Mechanism of histone deacetylases in cardiac hypertrophy and its therapeutic inhibitors

Abstract

Cardiac hypertrophy is a key process in cardiac remodeling development, leading to ventricle enlargement and heart failure. Recently, studies show the complicated relation between cardiac hypertrophy and epigenetic modification. Post-translational modification of histone is an essential part of epigenetic modification, which is relevant to multiple cardiac diseases, especially in cardiac hypertrophy. There is a group of enzymes related in the balance of histone acetylation/deacetylation, which is defined as histone acetyltransferase (HAT) and histone deacetylase (HDAC). In this review, we introduce an important enzyme family HDAC, a key regulator in histone deacetylation. In cardiac hypertrophy HDAC I downregulates the anti-hypertrophy gene expression, including Kruppel-like factor 4 (Klf4) and inositol-5 phosphatase f (Inpp5f), and promote the development of cardiac hypertrophy. On the contrary, HDAC II binds to myocyte-specific enhancer factor 2 (MEF2), inhibit the assemble ability to HAT and protect against cardiac hypertrophy. Under adverse stimuli such as pressure overload and calcineurin stimulation, the HDAC II transfer to cytoplasm, and MEF2 can bind to nuclear factor of activated T cells (NFAT) or GATA binding protein 4 (GATA4), mediating inappropriate gene expression. HDAC III, also known as SIRTs, can interact not only to transcription factors, but also exist interaction mechanisms to other HDACs, such as HDAC IIa. We also present the latest progress of HDAC inhibitors (HDACi), as a potential treatment target in cardiac hypertrophy.
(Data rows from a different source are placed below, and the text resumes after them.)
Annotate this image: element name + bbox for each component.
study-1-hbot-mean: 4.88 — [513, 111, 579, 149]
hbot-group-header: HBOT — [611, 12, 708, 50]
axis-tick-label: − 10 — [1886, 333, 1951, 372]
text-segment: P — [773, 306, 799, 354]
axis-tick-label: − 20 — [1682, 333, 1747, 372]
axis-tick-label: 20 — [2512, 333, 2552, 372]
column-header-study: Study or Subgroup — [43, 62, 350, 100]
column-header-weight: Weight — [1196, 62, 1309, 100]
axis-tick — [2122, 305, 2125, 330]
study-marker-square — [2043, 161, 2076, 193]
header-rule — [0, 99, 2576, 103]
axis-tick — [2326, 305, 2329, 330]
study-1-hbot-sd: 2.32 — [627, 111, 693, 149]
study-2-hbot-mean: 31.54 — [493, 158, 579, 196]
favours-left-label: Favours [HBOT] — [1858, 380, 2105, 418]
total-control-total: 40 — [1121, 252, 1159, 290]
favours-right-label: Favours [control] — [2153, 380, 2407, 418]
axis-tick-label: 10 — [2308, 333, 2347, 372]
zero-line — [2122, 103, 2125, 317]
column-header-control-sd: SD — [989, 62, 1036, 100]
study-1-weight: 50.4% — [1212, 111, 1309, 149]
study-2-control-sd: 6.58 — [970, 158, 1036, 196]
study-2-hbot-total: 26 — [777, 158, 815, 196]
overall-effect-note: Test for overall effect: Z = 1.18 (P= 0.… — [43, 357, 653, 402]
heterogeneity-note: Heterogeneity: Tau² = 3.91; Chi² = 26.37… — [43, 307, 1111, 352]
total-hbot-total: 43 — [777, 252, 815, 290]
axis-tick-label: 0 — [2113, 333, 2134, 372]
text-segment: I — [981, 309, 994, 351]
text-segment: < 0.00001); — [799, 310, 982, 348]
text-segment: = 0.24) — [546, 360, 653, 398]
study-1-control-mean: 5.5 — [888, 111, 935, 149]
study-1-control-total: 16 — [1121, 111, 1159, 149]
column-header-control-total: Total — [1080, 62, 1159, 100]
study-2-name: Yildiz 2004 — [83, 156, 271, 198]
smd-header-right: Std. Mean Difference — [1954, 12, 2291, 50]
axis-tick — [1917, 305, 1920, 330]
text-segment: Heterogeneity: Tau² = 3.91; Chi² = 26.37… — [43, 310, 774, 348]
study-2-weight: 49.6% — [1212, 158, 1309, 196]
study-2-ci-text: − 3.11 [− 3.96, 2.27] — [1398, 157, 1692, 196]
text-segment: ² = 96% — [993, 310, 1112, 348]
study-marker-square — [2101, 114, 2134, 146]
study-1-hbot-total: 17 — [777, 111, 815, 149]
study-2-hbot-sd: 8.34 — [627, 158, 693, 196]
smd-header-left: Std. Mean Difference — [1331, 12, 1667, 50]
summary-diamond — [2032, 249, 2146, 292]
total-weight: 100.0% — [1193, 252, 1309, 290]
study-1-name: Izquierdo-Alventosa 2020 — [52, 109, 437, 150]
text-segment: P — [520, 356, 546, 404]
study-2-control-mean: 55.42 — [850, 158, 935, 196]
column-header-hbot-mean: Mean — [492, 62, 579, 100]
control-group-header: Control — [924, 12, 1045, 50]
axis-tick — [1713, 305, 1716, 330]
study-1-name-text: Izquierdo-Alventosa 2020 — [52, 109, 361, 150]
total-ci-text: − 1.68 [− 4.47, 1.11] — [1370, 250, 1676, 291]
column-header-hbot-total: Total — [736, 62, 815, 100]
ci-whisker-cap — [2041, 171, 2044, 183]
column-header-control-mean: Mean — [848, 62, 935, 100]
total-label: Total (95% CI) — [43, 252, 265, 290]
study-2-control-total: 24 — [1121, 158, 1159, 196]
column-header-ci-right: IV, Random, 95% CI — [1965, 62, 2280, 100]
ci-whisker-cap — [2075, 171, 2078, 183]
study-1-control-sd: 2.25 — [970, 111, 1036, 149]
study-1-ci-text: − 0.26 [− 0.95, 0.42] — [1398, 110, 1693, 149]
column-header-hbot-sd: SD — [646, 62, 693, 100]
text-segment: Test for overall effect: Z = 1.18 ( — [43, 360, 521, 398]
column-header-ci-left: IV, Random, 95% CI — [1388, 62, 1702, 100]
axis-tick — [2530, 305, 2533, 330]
Keywords: cardiac hypertrophy; epigenetics; gene regulation; histone deacetylase; small molecule inhibitors.

FIGURE 1

Relationship of HAT and HDAC mediated histone acetylation/deacetylation leading to cardiac hypertrophy. As mentioned above, the Class IIa HDACs are not capable of deacetylating histone residues due to a within the catalytic domain mutation. Therefore, HDAC IIa represses gene transcription by binding with MEF2, recruiting other transcriptional repressors and epigenetic regulators to DNA promoter regions, and maintaining the acetylation level of histone (Figure 1 top part). Under adverse stimulation such as pressure overload, HDAC IIa isolate from MEF2 and transport to cytoplasm, while MEF2 recruiting HAT and catalyze histone lysine residue, and regulate transcription activity. Meanwhile, BET family recognize the acetylation of histone, and bind to related gene promoter region, and promote cardiac hypertrophy (Figure 1 left bottom part). Meanwhile, Class I and IIb HDACs catalyze the removal of acetyl groups from key lysine residues within histone. Histone deacetylation induces chromatin condensation, which represses gene transcription by making gene promoter and enhancer regions less accessible to transcription. Overexpression of HDAC I reduces acetylation of lysine in histone (such as H3K27ac), which will reduce anti-hypertrophy gene transcriptional activity, leading to cardiac hypertrophy. HDACi can inhibit HDAC I catalyze activity, and stop the transport of HDAC II from nuclear to cytoplasm, and protect the heart. MEF, myocyte-specific enhancer; HAT, histone acetyltransferase; HDAC, histone deacetyltransferase; HDACi, HDAC inhibitor. [By Figdraw (www.figdraw.com)].

FIGURE 2

A brief scheme of cardiac hypertrophy development and the key molecules mentioned in this review. Ang II, angiotensin II; Ca, calcium; CaMKII, calcium/calmodulin dependent protein kinase; Endo 1, Endothelin 1; GATA, GATA binding protein; HDAC, histone deacetylase; ISO, isoproterenol; MEF, myocyte-specific enhancer factor; NFAT, nuclear factor of activated T cells.